Mr. Ivan Krolic, lead counsel to Chief James Ibori, former governor of Delta State, has told the Southwark, London, court that the British court system lacks the power and jurisdiction to determine and reach a conclusion for Nigeria’s Code of Conduct Bureau on which assets of the former governor to confiscate, over assets declared or undeclared in Nigeria, an independent nation.

James Ibori
James Ibori

The British Crown prosecution, among other allegations, had accused James Ibori of non-declaration or false declaration of his assets as required by Nigeria’s Code of Conduct Bureau, during his time as governor.

As the legal battle in the assets confiscation hearing of the former governor enters its final stage, the British crown prosecution, in their arguments, had asked the British court to confiscate the assets of the former governor as he had breached Nigeria’s Code of Conduct Bureau’s statutory requirements on assets declaration.

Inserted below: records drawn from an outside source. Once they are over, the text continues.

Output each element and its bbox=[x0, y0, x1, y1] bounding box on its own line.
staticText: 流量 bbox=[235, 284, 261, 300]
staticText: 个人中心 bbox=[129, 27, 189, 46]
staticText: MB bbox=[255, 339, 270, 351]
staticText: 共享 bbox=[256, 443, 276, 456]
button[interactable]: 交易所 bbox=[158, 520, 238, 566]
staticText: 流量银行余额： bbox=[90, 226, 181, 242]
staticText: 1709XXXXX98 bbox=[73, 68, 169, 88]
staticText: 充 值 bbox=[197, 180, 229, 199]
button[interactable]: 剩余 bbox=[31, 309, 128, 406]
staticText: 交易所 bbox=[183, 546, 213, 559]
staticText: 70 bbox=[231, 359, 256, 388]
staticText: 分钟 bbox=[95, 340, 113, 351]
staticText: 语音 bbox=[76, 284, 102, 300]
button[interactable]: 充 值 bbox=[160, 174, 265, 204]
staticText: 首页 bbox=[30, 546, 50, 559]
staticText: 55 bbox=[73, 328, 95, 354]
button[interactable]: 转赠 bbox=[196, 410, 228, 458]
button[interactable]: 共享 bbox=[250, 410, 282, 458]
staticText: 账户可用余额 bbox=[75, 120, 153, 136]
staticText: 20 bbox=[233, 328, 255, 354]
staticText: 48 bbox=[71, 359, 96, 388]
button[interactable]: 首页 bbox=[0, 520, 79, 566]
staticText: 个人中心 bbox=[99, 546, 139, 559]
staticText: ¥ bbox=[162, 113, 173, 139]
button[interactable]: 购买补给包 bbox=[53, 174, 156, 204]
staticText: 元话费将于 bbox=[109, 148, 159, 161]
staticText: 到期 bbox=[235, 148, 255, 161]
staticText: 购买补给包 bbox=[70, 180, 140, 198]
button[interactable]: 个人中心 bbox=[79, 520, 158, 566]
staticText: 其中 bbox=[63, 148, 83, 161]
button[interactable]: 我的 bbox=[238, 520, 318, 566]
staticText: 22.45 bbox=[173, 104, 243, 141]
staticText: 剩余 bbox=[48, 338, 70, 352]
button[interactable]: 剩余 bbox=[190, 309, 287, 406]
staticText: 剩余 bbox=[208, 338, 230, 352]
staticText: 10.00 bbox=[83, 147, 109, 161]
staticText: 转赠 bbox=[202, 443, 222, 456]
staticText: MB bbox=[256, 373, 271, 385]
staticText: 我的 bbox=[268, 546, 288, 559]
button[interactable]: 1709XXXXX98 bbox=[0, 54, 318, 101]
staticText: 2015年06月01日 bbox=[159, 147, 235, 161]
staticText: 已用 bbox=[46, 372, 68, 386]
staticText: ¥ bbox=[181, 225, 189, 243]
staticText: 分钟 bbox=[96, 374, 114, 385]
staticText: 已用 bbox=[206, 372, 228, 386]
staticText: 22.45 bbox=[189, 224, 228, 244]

The crown’s lead prosecutor, Sasha Wass, asking for the confiscation of every single penny above the sum of Ibori’s emoluments as governor, said: “Every asset over and above that which was declared and which was referable to his level of salary can be shown to be the proceeds of his criminal conduct, namely, fraud and corruption.”

Ibori’s lawyer, Krolic, opposed that argument.

He contended: “Even where there is a legal obligation to make declaration of income or assets, the failure to make any such declaration or making of false declaration (if such exists), cannot cause the property to be confiscated.

“This cannot turn otherwise legitimately acquired assets into criminal property, since this procedure requires the intervention of a third party, Nigeria’s Code of Conduct Bureau.

“And with the unknown outcome of the Bureau’s input, it is not possible for an English court to reach any conclusion about the attitude of Nigeria’s Code of Conduct Bureau to issues as whether undeclared property held in a discretionary trust would constitute breach of the Bureau’s code of conduct.